Il teatrino tra Alfano e  Berlusconi alla conferenza stampa  del loro partito politico  – il primo gaffando apposta definisce il secondo presidente della repubblica, e l’altro manco sorride a voler rimarcare la serietà dell’ipotesi: cose da marketing subliminale d sott’ n’ gas’ – riporta i temi sulle riforme alla costituzione, porcellum o quello che è permettendo. Parlano di semi-presidenzialismo, una roba molto più vicina alla francese combine elettorale che non a un vero salto dalle truffaldine schede bianche delle elezioni italiche a una reale partecipazione democratica della vita politica.

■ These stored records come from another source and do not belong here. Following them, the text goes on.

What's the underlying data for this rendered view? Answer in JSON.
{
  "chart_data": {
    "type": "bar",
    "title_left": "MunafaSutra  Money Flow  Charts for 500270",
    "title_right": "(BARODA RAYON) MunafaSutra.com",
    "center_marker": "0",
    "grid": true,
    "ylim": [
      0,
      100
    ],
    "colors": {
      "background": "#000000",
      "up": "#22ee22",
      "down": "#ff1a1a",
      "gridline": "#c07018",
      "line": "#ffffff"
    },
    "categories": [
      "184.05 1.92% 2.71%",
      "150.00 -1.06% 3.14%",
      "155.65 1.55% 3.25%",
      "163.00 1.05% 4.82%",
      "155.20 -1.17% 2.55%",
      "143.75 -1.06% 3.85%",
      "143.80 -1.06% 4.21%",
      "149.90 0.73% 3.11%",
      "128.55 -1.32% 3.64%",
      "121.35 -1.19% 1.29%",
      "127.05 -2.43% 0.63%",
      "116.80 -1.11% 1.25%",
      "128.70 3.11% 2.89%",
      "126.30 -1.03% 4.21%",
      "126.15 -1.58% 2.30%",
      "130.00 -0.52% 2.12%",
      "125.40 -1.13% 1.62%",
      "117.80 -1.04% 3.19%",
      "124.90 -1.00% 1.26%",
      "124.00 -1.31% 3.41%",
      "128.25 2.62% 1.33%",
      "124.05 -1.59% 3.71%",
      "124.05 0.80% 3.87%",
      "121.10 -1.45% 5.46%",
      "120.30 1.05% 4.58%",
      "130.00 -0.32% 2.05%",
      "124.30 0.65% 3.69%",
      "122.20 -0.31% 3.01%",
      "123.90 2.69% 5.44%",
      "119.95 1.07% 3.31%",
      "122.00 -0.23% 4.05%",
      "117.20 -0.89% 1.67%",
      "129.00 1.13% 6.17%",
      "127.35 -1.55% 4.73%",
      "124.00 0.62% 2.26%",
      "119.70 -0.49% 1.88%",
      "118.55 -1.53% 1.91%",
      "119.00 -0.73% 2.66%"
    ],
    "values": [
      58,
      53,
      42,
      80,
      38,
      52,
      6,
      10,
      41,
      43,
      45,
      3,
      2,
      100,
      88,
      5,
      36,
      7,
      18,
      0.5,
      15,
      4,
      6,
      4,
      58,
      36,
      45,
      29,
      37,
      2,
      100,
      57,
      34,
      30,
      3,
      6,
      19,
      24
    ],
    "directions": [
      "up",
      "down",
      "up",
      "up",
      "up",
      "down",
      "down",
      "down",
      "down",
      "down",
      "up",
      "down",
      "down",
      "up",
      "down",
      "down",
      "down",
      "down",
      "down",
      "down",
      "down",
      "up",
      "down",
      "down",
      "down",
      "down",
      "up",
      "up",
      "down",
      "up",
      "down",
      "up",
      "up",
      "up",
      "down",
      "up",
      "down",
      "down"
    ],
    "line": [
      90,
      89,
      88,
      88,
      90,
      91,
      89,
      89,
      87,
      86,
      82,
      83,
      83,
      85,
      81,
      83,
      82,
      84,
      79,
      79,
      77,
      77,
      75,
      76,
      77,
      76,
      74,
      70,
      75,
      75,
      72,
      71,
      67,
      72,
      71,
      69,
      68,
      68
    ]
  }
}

Sarebbe auspicabile ai poltronati di Roma venire a fare un giro in Lucania, dove non c’è già il semi-presidenzialismo, ma un vero e proprio impero politico. Sono circa 70 anni, di cui gli ultimi venti di matrice generalmente impappinesca, in cui maggioranza e opposizione sono così impastate tra di loro che si fa molta fatica a capire qual è la radice politica dei decreti regionali. A dispetto di una tendenza nazionale che faceva della contrappposizione bipolare il suo status existentiae, in Lucania si sono portati avanti col lavoro, evidenziando che di liti si può morire, politicamente s’intende!; così, adulterando la scelta dei lucani, e truffandone il consenso vero e sentito, gli assisi di via Anzio hanno sapientemente adottato una tecnica molto funzionale: ovvero, funziona con l’alternanza di presenze, oggi ci sono e domani pure, non importa chi comandi, l’importante è esserci. Olimpionici nei fatti  e nelle medaglie d’oro che si auto-assegnano più che nelle intenzioni idealistiche, i politici lucani sono da considerarsi un caso nazionale: il segreto non è il semi-presidenzialismo, ma il semi-presenzialismo….ai comizi elettorali: oggi sto con te, domani contro, e come la metti o la giri, sono sempre presente nell’ente: metà mandato di un colore, metà di un altro e così via.

 In Lucania c’è una scuola di politica da paura, mamma che paura!!. Mi auguro che alle prime bagarre elettorali si facciano sentire nuove istanze cancellatorie di quelle attuali, perchè l’alto sentire lucano torni a far sentire in modo vigoroso e dirompente quali sono realmente le istanze della civiltà che nel Sud ha avuto uno dei suoi massimi terreni di fertilità culturale.